Al oírlo, Amairgen de pronto echó la cabeza hacia atrás y soltó una carcajada que resonó dura y fría en las tinieblas que se cernían sobre el mar.
-Dos Veces Nacido de Mórnir -dijo-, no te inquietes por lo que estás a punto de emprender. No hay aguas poco profundas para este barco. No estamos aquí. Ni tampoco vosotros lo estaréis una vez que hayáis subido a bordo. Te lo pregunto de nuevo: ¿te atreverías a navegar con los muertos?
-Sí -contestó Paul con calma-, si es ése mi deber.
Juntos caminaron sobre el mar hacia la escalera que colgaba a popa, en el costado más traslúcido del destrozado barco. Se miraron uno a otro sin decir nada. Pwyll subió primero, comprobando con su peso la resistencia de la escala. Aguantaba y siguió subiendo hasta llegar a la cubierta. Jaelle lo siguió. Parecía que había que escalar un largo camino hacia ningún lado, para no llegar a ninguna parte. Trató de no pensar tal cosa. Pwyll le tendió la mano. Ella se la cogió y dejó que la izara a cubierta. Las tablas sostenían su peso aunque podía ver a través de ellas. Las olas iban y venían por allá abajo. Levanto la vista.
El viento parecía haber cesado de pronto, pero las estrellas y la Luna brillaban con mayor intensidad. Amairgen no se les acercó. Se dirigió hacia el timón y sin ayuda visible comenzó a llevar el barco hacia el muelle.
No se veía a nadie, pero Jaelle oía a su alrededor pasos y el crujir de las desgarradas velas mientras se iban hinchando con un viento que, sin embargo, no podía sentir.

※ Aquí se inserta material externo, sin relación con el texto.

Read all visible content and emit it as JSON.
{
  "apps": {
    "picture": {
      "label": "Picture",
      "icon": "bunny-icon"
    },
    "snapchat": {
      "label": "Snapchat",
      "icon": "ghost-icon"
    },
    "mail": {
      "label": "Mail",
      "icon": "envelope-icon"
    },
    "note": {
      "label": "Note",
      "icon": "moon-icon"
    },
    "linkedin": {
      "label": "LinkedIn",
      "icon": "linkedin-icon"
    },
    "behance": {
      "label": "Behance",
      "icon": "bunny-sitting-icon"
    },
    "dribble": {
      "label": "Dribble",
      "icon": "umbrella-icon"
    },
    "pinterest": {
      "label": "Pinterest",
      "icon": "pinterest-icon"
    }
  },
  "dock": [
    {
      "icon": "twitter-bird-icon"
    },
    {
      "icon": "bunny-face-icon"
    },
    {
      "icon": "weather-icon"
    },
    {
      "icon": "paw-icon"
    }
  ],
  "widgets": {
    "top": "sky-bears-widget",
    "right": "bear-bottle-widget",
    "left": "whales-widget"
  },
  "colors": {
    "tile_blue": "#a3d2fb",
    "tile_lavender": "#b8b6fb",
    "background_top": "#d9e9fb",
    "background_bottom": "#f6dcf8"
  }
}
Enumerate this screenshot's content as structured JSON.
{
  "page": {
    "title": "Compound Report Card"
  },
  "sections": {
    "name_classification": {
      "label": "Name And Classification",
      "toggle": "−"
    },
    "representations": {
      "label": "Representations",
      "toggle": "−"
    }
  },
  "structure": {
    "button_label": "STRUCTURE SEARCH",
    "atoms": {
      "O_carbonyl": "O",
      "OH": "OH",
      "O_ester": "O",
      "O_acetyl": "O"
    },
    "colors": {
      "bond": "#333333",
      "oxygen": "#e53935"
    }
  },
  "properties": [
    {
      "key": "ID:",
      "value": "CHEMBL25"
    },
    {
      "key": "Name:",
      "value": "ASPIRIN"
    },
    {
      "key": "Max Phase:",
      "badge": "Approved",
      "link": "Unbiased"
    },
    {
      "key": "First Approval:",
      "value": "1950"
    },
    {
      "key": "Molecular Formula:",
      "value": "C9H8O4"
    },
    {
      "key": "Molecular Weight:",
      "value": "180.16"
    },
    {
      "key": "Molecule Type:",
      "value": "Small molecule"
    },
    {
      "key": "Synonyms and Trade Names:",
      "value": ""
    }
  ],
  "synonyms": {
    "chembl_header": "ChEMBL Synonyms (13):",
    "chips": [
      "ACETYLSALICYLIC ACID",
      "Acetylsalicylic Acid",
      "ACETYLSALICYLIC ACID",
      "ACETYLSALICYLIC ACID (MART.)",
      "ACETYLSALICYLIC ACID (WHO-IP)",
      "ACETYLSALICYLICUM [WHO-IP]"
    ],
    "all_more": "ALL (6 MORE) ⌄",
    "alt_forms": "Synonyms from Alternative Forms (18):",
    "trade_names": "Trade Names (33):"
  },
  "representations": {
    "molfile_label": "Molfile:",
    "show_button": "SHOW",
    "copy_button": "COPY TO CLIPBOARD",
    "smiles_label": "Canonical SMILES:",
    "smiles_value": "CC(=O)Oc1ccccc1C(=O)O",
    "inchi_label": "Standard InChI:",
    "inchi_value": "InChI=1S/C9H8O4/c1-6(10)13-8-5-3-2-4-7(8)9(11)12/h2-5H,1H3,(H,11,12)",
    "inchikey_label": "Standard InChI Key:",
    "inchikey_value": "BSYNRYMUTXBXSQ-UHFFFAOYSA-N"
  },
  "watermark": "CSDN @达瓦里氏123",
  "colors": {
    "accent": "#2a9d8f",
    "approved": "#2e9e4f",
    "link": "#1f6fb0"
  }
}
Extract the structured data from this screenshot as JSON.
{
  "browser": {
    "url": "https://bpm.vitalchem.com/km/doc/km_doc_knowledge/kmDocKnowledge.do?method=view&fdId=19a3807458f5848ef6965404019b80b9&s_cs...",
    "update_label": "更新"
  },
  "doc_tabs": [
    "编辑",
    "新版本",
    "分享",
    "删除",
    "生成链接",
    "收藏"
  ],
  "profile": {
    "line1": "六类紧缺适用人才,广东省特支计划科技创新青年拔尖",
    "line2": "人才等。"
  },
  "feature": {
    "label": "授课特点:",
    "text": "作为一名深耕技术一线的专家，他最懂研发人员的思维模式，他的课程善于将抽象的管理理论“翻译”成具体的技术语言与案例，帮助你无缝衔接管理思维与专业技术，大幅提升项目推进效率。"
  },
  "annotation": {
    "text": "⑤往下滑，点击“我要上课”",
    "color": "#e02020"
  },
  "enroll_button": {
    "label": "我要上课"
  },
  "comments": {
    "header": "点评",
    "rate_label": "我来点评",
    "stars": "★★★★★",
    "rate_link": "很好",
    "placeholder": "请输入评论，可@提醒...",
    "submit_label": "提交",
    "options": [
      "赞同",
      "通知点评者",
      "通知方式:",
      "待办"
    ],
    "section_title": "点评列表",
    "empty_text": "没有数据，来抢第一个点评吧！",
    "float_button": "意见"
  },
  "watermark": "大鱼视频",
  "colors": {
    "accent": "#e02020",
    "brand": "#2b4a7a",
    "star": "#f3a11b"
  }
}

Sonaban débiles voces, un trazo de lo que podía haber sido una carcajada; navegaban hacia el Anor. Al mirar a tierra, Jaelle vio que todos se habían despertado y los aguardaban en absoluto silencio. Se preguntaba si la podían ver y lo que debían parecerles ella y Pwyll allí de pie; se preguntaba asimismo si ellos no se habrían convertido también en fantasmas. Y lo que sería de ellos cuando descendieran de aquel barco, si es que descendía alguna vez.
Era evidente que sobraban las palabras. Diarmuid, inquietamente rápido como siempre, había adivinado enseguida lo que estaba ocurriendo. Amairgen dirigía con suavidad el barco hacia el pie de la torre de Lisen, cosa que jamás había hecho en vida, como Jaelle bien sabia. Lo miró, pero no pudo leer nada en su rostro. Quizás la sonrisa que le había parecido ver desde abajo había sido sólo producto de su imaginación.
Pero no era tiempo de tales preguntas. El primer grupo de hombres del muelle se estaba acercando a la borda, y en sus caras se dibujaban en distintas proporciones el asombro y el temor. Ella y Pwyll se apresuraron a ayudarlos. Luego se acercaron Sharra, Ginebra y Arturo; el último en subir a bordo fue Diarmuid dan Ailell.
Miró a Pwyll y luego sus ojos se posaron en Jaelle.
-No tiene mucho de barco -murmuró al fin- pero debo conceder que no había tiempo para conseguir algo mejor.
Estaba tan cansada que ni siquiera se le ocurrió una respuesta. De todos modos, él no íe dejó tiempo para responder. Con una ligera inclinación, le dio un beso en la mejilla -lo cual no era en modo alguno algo que pudiera permitirse- y le dijo:
-Brillantemente entretejido, primera sacerdotisa de Dana. Os felicito a ambos.
Se incorporó y besó también a Pwyll.
-No sabia -respondió Pwyll con sequedad- que encontraras tan estimulante este tipo de cosas.